We have handed over the configuration of the 1st 4 libraries to SirsiDynix, so that they can begin building the hardware and configuring the software to meet our specifications.  The system will be housed in a data centre Melbourne.  These libraries have been assigned a project manager, and are powering ahead locally, getting ready for implementation.

Training:  PLS will be hosting 10 days of training starting on Monday, with more scheduled in late February, March and May.  This training will ensure that staff will have a good understanding of the system, be able to train others at their libraries and also  be ready to test their data when we go through the data conversion process.

Telecommunications:  One of the necessities for the larger metro libraries is that we provide additional bandwidth to run the LMS rather than have the LMS traffic competing with the existing already choked public traffic line.  PLS has ordered an additional line for each of the metro libraries to ensure that LMS performance will be as required

Publicity & promotion: We continue to develop publicity information which will accompany both the awareness raising and launch of the LMS in libraries.  Some of what has been created can be found here.

Product development: We've also been encouraged to see that SirsiDynix continues to push ahead with its e-Resource Central platform.  The latest information about this product can be found here.  While the network is pushing ahead with the consideration of stand-alone digital content platform, we're keeping an eye on this development, as it is planned to seamlessly integrate both discovery and digital rights management (DRM) for all downloads to diverse devices.

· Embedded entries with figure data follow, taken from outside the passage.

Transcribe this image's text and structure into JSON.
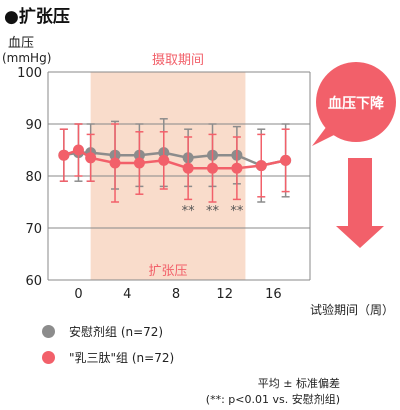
{
  "title": "●扩张压",
  "chart_data": {
    "type": "line",
    "ylabel": "血压\n(mmHg)",
    "xlabel": "试验期间（周）",
    "ylim": [
      60,
      100
    ],
    "xlim": [
      -2.5,
      19
    ],
    "yticks": [
      60,
      70,
      80,
      90,
      100
    ],
    "xticks": [
      0,
      4,
      8,
      12,
      16
    ],
    "grid": true,
    "shaded_period": {
      "from": 1,
      "to": 13.7,
      "label": "摄取期间",
      "color": "#f9dccb"
    },
    "inside_label": "扩张压",
    "callout": "血压下降",
    "series": [
      {
        "name": "安慰剂组 (n=72)",
        "color": "#8c8c8c",
        "x": [
          -1.2,
          0,
          1,
          3,
          5,
          7,
          9,
          11,
          13,
          15,
          17
        ],
        "values": [
          84,
          84.5,
          84.5,
          84,
          84,
          84.5,
          83.5,
          84,
          84,
          82,
          83
        ],
        "err": [
          5,
          5.5,
          5.5,
          6.5,
          6,
          6.5,
          5.5,
          6,
          5.5,
          7,
          7
        ]
      },
      {
        "name": "\"乳三肽\"组 (n=72)",
        "color": "#f2606a",
        "x": [
          -1.2,
          0,
          1,
          3,
          5,
          7,
          9,
          11,
          13,
          15,
          17
        ],
        "values": [
          84,
          85,
          83.5,
          82.5,
          82.5,
          83,
          81.5,
          81.5,
          81.5,
          82,
          83
        ],
        "err": [
          5,
          5,
          4.5,
          7.5,
          6,
          5.5,
          6,
          6.5,
          6,
          6,
          6
        ]
      }
    ],
    "significance": {
      "x": [
        9,
        11,
        13
      ],
      "label": "**"
    }
  },
  "note": {
    "line1": "平均 ± 标准偏差",
    "line2": "(**: p<0.01 vs. 安慰剂组)"
  }
}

And speaking of new and other software options, the "User Experience Group" is winding up its deliberations of a range of alternative "plug-ins" that may be useful for us.  Their report is due in March.  We will look at their findings and then need to do a cost benefit analysis of the various options and consider how to progress this.

That's about it for now.  I know that there are a few more things in the pipeline, but I can't announce them just yet.  But as soon as I can I will let you know of other progress.